The DOJ shot down Chairman of the House Judiciary Committee Jerry Nadler’s subpoena for the full, unredacted Mueller Report and underlying documents on Wednesday.
A letter from Assistant Attorney General Stephen Boyd to Nadler said, “Allowing your committee to use Justice Department investigative files to re-investigate the same matters that the department has investigated and to second-guess decisions that have been made by the department would not only set a dangerous precedent, but would also have immediate negative consequences.” The letter also said Nadler’s subpoena was “not legitimate oversight” and an “overbroad and extraordinarily burdensome” request.
On Friday, Nadler sent a new offer to Barr (which can be viewed here) in his mission to obtain the full report. He has also threatened to hold Barr in contempt if he fails to comply by Monday at 9 am.
Nadler’s letter begins by asking why the DOJ “is willing to allow only a small number of Members to view a less-redacted version of the report, subject to the condition that they cannot discuss what they have seen with anyone else.” He asks Barr to reconsider this.

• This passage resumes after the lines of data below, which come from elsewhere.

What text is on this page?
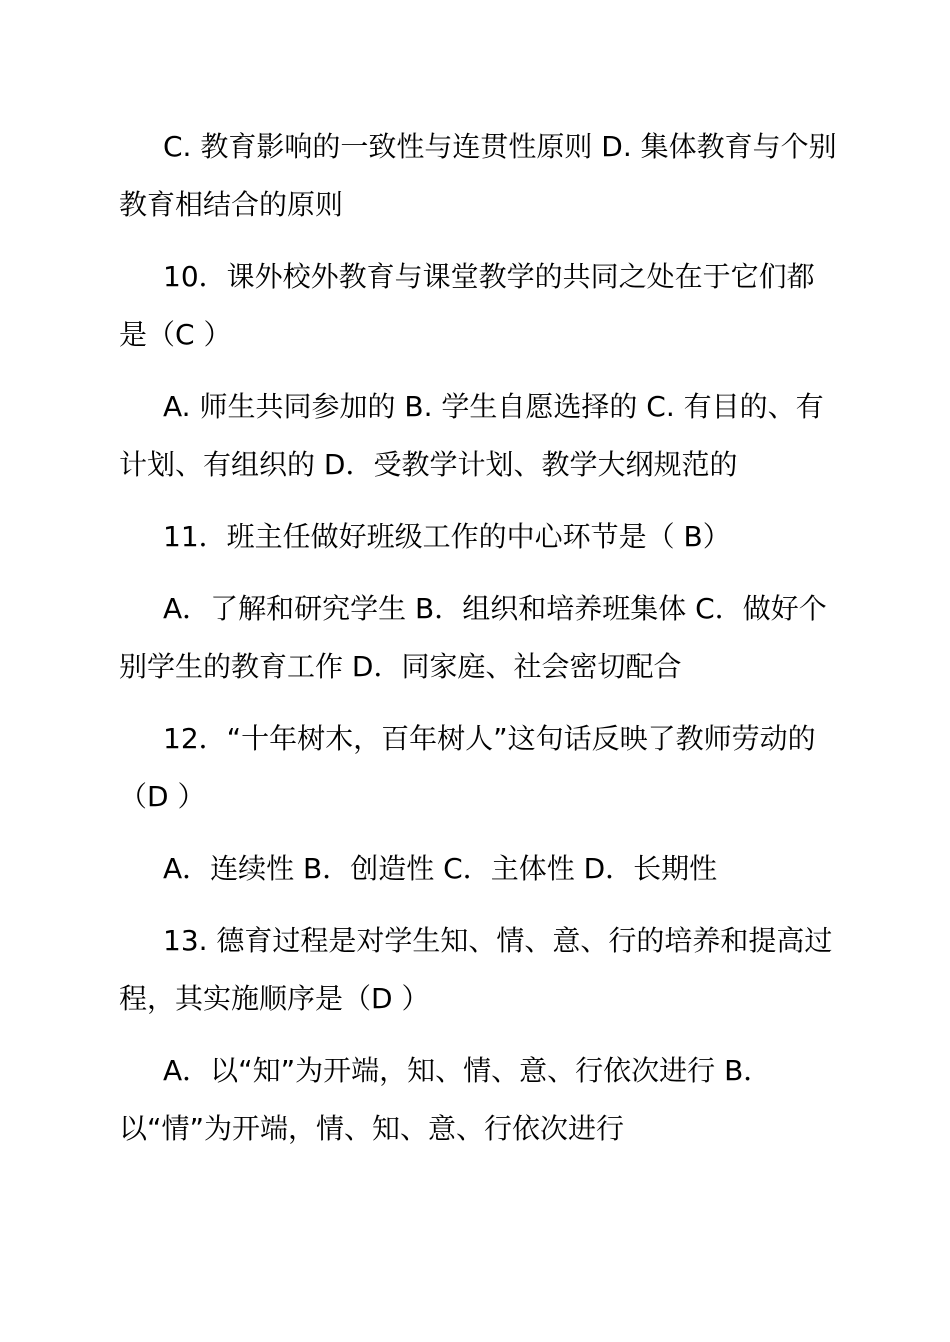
C. 教育影响的一致性与连贯性原则 D. 集体教育与个别教育相结合的原则

10．课外校外教育与课堂教学的共同之处在于它们都是（C ）

A. 师生共同参加的 B. 学生自愿选择的 C. 有目的、有计划、有组织的 D．受教学计划、教学大纲规范的

11．班主任做好班级工作的中心环节是（ B）

A．了解和研究学生 B．组织和培养班集体 C．做好个别学生的教育工作 D．同家庭、社会密切配合

12．“十年树木，百年树人”这句话反映了教师劳动的（D ）

A．连续性 B．创造性 C．主体性 D．长期性

13. 德育过程是对学生知、情、意、行的培养和提高过程，其实施顺序是（D ）

A．以“知”为开端，知、情、意、行依次进行 B．以“情”为开端，情、知、意、行依次进行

Nadler notes that the DOJ is also “unwilling to work with the Committee to seek a court order permitting disclosure of materials in the report that are subject to Federal Rule of Criminal Procedure 6(e).” (Note: Federal Rule of Criminal Procedure 6(e) indicates grand jury material.) He reiterates his request that the DOJ work together with his staff to obtain a court order that would permit Congress to obtain this material. Nadler said Congress has obtained Rule 6(e) material in the past under the “judicial proceeding” exception.
Next, Nadler writes:
The Committee is willing to prioritize a specific, defined set of underlying investigative and evidentiary materials for immediate production. As indicated in item two of the Committee’s subpoena, the Committee has a heightened interest in obtaining access to the investigative and evidentiary materials specifically cited in the report. This discrete and readily identifiable set of documents includes reports from witness interviews (commonly known as “302s”) and items such as contemporaneous notes taken by witnesses of relevant events. Since these materials are publicly cited and described in the Mueller report, there can be no question about the Committee’s need for and right to this underlying evidence.
He claims that because current DOJ policy does not allow a sitting president to be indicted, it is especially urgent that Congress be able to review the underlying evidence. In a reference to impeachment, Nadler added, “Congress must be allowed to “evaluate whether constitutional remedies are appropriate.”
Nadler wrote that the DOJ’s insistence that “Congress’s requests do not serve “legitimate purposes” is not the Department’s judgment to make.”
Big, bad Jerry Nadler. I’m sure Barr is shaking in his boots.